Aujourd’hui, j’entreprends le
franchissement des Pyrénées.
En quittant Saint-Jean-Pied-de-Port, le pèlerin avait le choix entre
gravir tout de suite la montagne et la franchir au col de Bentarte, ou suivre
la vallée de la Nive
jusqu’à Valcarlos et ne commencer à grimper qu’au-delà de cette localité pour
culminer au col de Roncevaux.
La route du col de Bentarte n’est autre que l’ancienne voie romaine de
Bordeaux à Astorga, qui constituait au XIe siècle le chemin de
Saint-Jacques primitif. La route de Valcarlos est plus tardive : c’est
elle qui eut, grâce aux prieurés-hôpitaux entretenus par les chanoines de
Roncevaux, la faveur des pèlerins dès le XIVe siècle, l’autre étant
quasiment abandonnée en raison de ses pentes trop fortes. Mais, curieux
revirement de situation, la route de Valcarlos, devenue la route moderne
parcourue par une forte circulation automobile, est de nos jours délaissée par
les randonneurs et les cavaliers qui préfèrent affronter, dans la sérénité
montagnarde, la rude montée vers Bentarte.

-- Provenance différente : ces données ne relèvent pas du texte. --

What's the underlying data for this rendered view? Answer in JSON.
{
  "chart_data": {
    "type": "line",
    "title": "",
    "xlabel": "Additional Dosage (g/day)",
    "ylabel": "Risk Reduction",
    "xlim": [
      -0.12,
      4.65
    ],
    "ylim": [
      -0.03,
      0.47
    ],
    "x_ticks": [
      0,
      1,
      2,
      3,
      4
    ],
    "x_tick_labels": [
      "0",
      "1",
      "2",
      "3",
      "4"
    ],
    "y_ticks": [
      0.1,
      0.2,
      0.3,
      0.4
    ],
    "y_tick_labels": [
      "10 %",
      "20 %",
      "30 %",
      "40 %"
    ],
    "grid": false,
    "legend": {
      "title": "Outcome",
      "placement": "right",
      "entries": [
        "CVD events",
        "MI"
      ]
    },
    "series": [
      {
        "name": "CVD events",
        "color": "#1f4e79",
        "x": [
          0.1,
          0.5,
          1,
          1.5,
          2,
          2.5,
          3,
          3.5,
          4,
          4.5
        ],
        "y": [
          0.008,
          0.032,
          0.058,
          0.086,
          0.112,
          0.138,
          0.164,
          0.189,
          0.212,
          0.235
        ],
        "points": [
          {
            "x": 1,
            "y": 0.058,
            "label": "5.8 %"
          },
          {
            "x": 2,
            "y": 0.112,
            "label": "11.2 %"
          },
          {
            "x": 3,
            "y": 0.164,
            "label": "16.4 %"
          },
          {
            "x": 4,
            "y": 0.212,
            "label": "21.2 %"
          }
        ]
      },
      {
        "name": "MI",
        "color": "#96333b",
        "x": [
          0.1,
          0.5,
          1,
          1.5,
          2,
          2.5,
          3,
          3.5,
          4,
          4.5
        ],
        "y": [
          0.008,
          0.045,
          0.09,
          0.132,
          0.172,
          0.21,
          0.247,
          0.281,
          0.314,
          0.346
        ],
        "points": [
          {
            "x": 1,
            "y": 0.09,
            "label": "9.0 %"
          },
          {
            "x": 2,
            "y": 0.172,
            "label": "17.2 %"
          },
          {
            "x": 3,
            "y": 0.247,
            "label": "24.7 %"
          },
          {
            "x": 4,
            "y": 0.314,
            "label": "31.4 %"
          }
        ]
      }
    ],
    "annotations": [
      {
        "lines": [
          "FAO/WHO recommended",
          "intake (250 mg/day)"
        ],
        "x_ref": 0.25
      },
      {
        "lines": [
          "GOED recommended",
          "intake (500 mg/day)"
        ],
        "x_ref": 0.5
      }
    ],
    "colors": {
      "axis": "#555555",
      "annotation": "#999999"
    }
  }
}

C’est cette route qui a été choisie
pour devenir l’ultime tronçon du GR 65…
Le GR quitte Saint-Jean-Pied-de-Port
par la porte d’Espagne.
Je commence à grimper à 9h. Le
vieux chemin historique est aujourd’hui goudronné : la route Napoléon. C ’est en fait la voie romaine, ouverte en 55 avant JC, utilisée par les
armées en marche et les cortèges princiers, et ce, jusqu’à l’époque de
Napoléon.
Le soleil apparaît, la brume se
lève, dégageant la vue sur les montagnes verdoyantes.

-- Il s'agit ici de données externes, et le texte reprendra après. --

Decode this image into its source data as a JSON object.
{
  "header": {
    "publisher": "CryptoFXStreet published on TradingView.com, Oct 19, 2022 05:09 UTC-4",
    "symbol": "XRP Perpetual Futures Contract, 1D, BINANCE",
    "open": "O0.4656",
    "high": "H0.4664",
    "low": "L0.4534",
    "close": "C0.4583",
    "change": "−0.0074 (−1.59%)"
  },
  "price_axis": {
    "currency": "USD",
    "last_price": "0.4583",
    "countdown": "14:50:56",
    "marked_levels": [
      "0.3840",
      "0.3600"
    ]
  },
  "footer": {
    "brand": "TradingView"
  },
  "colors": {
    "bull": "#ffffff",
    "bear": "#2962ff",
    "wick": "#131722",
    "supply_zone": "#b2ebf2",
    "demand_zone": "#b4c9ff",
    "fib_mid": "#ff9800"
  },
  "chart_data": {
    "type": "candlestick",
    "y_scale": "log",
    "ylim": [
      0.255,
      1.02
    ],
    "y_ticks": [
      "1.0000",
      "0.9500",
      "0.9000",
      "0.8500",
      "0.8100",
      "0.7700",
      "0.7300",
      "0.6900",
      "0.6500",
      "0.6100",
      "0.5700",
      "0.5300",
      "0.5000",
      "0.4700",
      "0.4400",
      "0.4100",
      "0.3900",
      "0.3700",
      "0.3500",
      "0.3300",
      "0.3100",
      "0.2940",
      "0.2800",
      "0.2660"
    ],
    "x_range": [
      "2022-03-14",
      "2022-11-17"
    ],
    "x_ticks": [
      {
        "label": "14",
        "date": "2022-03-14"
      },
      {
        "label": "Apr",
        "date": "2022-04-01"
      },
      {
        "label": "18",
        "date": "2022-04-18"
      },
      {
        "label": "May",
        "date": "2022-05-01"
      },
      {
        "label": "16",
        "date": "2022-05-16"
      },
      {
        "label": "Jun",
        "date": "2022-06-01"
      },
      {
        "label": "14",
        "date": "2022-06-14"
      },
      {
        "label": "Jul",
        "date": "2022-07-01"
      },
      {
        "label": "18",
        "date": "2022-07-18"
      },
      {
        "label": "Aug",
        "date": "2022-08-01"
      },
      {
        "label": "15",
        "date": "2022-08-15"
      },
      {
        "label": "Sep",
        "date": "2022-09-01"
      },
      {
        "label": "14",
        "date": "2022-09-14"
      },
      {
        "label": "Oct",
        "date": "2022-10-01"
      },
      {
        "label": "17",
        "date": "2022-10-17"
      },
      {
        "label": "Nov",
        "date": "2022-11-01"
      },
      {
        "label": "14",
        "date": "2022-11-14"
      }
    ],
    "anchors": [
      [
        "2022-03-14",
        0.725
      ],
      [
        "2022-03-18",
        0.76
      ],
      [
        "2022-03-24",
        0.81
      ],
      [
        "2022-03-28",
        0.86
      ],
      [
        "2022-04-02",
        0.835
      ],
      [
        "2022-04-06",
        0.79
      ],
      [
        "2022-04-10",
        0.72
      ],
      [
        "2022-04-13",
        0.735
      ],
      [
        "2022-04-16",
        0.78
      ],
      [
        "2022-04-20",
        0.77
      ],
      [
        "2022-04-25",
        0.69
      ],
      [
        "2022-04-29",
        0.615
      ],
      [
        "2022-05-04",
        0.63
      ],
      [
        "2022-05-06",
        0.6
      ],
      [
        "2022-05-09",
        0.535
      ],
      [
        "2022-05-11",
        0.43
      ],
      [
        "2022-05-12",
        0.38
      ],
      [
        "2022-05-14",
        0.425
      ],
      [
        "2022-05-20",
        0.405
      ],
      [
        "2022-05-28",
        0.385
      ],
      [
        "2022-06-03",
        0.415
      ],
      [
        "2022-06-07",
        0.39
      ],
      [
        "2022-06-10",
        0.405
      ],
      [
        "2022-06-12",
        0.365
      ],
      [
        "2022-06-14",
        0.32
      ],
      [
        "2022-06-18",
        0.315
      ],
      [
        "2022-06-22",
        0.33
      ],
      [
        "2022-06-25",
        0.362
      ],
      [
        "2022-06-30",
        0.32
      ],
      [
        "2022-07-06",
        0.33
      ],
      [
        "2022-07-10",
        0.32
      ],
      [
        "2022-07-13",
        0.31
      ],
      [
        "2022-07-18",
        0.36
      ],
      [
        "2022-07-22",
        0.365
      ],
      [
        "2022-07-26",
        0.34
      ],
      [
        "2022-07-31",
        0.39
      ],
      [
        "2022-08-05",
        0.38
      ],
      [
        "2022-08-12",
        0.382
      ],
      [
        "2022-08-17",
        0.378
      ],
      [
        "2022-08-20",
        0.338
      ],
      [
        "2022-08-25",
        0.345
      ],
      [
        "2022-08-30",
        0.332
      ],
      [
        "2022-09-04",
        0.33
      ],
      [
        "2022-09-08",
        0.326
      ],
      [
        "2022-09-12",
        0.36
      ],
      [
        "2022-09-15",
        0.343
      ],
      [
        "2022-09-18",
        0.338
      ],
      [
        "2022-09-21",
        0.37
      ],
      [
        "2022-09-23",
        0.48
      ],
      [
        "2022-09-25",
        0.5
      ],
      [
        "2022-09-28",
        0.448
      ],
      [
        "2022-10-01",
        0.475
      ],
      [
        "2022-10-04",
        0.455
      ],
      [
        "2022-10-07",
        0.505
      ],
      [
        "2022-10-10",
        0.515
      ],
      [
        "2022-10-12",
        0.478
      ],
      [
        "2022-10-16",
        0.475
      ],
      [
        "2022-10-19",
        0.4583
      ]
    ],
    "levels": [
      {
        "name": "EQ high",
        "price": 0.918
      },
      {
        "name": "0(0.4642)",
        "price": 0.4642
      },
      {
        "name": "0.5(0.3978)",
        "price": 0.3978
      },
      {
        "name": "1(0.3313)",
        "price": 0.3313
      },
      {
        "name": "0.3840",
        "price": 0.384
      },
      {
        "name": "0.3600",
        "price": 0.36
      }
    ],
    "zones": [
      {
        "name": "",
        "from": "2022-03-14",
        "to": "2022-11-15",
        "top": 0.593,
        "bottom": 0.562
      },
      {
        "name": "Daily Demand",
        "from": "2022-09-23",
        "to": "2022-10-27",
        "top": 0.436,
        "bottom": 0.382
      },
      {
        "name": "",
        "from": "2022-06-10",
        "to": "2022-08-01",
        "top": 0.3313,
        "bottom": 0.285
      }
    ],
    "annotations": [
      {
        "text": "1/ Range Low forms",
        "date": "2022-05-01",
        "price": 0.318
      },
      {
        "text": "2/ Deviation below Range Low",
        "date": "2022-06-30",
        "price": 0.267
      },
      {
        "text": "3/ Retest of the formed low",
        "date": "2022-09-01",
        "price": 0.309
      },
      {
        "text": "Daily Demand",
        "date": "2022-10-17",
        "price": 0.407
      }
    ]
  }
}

- 500 m d’altitude : j’atteins
Honto, un hameau avec un gîte rural. Le GR quitte la route pour un raccourci un
peu raide jusqu’à une table d’orientation : dernière vision sur
Saint-Jean-Pied-de-Port. Il emprunte à nouveau la route et continue de grimper.
J’observe un vol de vautours fauves juste avant d’arriver au refuge d’Orisson.
Là, je m’arrête comme de nombreux autres randonneurs pour me désaltérer sur une
table de bois en plein soleil.
- 1040 m : c’est le « tournant
du Carrosse ». Une randonneuse
anglophone s’adresse à moi. Je ne comprends que : « so
many people ! » Et c’est vrai
que l’on aperçoit des marcheurs les uns derrière les autres aussi loin
que la vue le permet. La route continue de monter. Chevaux et vaches en liberté
paissent dans les landes de fougères et sur l’alpage. Des chocards tournoient
le long d’une paroi, en émettant leurs petits cris clairs et aigus.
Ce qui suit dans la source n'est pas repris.